Mayor has reason to be fighting mad

30 June 2004

 

 

Why is Boston Mayor Thomas Menino putting himself through this agony?

 

His summer has become a nightmare. Picketing cops hound him wherever he goes. They embarrassed him at the U.S. Conference of Mayors; they plan to do so during the Democratic National Convention as well. His battle with the Boston Police Patrolmen's Union long ago crossed any reasonable line between a politician's public and private life, with the attacks on him and his family ever more vitriolic. It has left the mayor frustrated and angry.

 

It would have been so easy to make this go away. Compared to an annual city budget of $1.9 billion, the dollars involved seem small: $14 million to $17 million over the four-year life of the contract, according to the Boston Municipal Research Bureau. Moreover, it's not as if it's Menino's money. So why not capitulate?

 

Many of those who follow city politics ask that same question and profess bewilderment at the standoff. Some offer a psychological explanation. The mayor, they say, is prickly and stubborn, quick to take offense and long to hold a grudge. The BPPA's efforts to intimidate have backfired. What was once a simple contract dispute has mutated in his eyes from a discussion of dollars and cents into a personal clash of wills. He won't back down, no matter what.

 

Others argue that today's sorry situation is the consequence of a series of tactical mistakes. Menino's staff is not what it once was. Many of his best and brightest - such as his first Chief of Staff David Passafaro and his political director Peter Welsh - have left.
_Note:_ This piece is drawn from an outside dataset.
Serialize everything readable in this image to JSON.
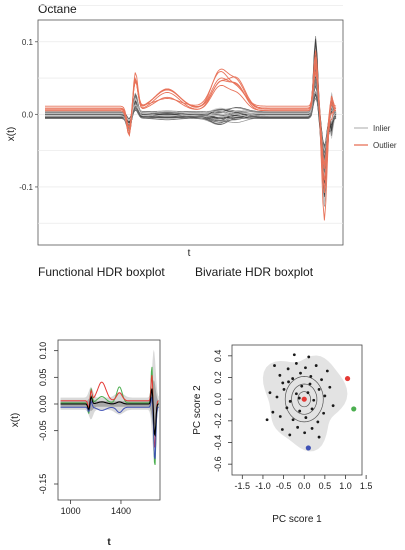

Those remaining don't enjoy the same trust from Menino and aren't as politically astute. Good negotiators understand that the best way to arrive at an agreement is to create circumstances that allow each side to claim a win. Instead, Menino's staff let the negotiations become stuck in a cycle of ever-escalating public demands that hardened the positions on each side, making it almost impossible to achieve a mutually face-saving result.

 

Both of these theories have merit. Menino really is thin- skinned. And the mayor's staff is depleted, although those who have left are still close to the mayor and talk to him regularly.

 

In truth, though, neither theory is right. Both underestimate Menino's political intelligence and fail to understand his real character. Above all, Menino is a pragmatist. His stubbornness is less a personality flaw than it is a tool that he uses to intimidate and get his way. When he needs to, angry or not, Menino knows how to cut a deal.

 

Menino fights this battle for a different reason: He has to. In a way, it's a kind of purgatory for a mistake he made three years ago. And he understands it's a fight he must win, one with serious long- term implications for the city.

 

In 2001, in the midst of an election and after a year's worth of harassment (much like that he now endures), the mayor settled with the firefighters' union, giving it exactly what it wanted. It bought him some temporary peace and an easy November win but came at a high price. It also taught every union leader a lesson: Menino was easy to push around. Yell, scream and threaten enough, and eventually the guy will cave.

 

Menino learned some lessons as well. Paying for salary increases is hard, and usually comes at the expense of basic city services. Each union contract relates to the other; the results of one become the expectations of all. In addition, contracts have short lives. They aren't problems you can slough off to an indeterminate future. Rather, they are constant challenges, each time more costly than the last.

 

And finally, Menino learned the most important lesson: Giving into intimidation doesn't buy you any friends. It just brands you as an easy mark.

 

If Menino gave the BPPA what it wants, he would face the same demands from those who have not yet settled, including at least two other police unions and the firefighters (which is yet again up for renewal). Moreover, some already-settled contracts have provisions in them that cause them to re-open if other unions get a better deal. The amounts rapidly add up and over time become overwhelming.

 

Sure, one can pay for wage increases by firing teachers, trimming the size of the police force or cutting the number of plows on the street. But those are precisely the kinds of things that are critical to the city's vitality. Wipe them out and Boston follows the ignominious path of Detroit, Philadelphia and many other American cities.

 

So Menino today finds himself paying for a mistake, sacrificing a fun summer and some short-term acclaim, but for the right reason. The BPPA has put him through the worst and, so far, he's hung tough. No longer a patsy, he increasingly bargains from a position of strength.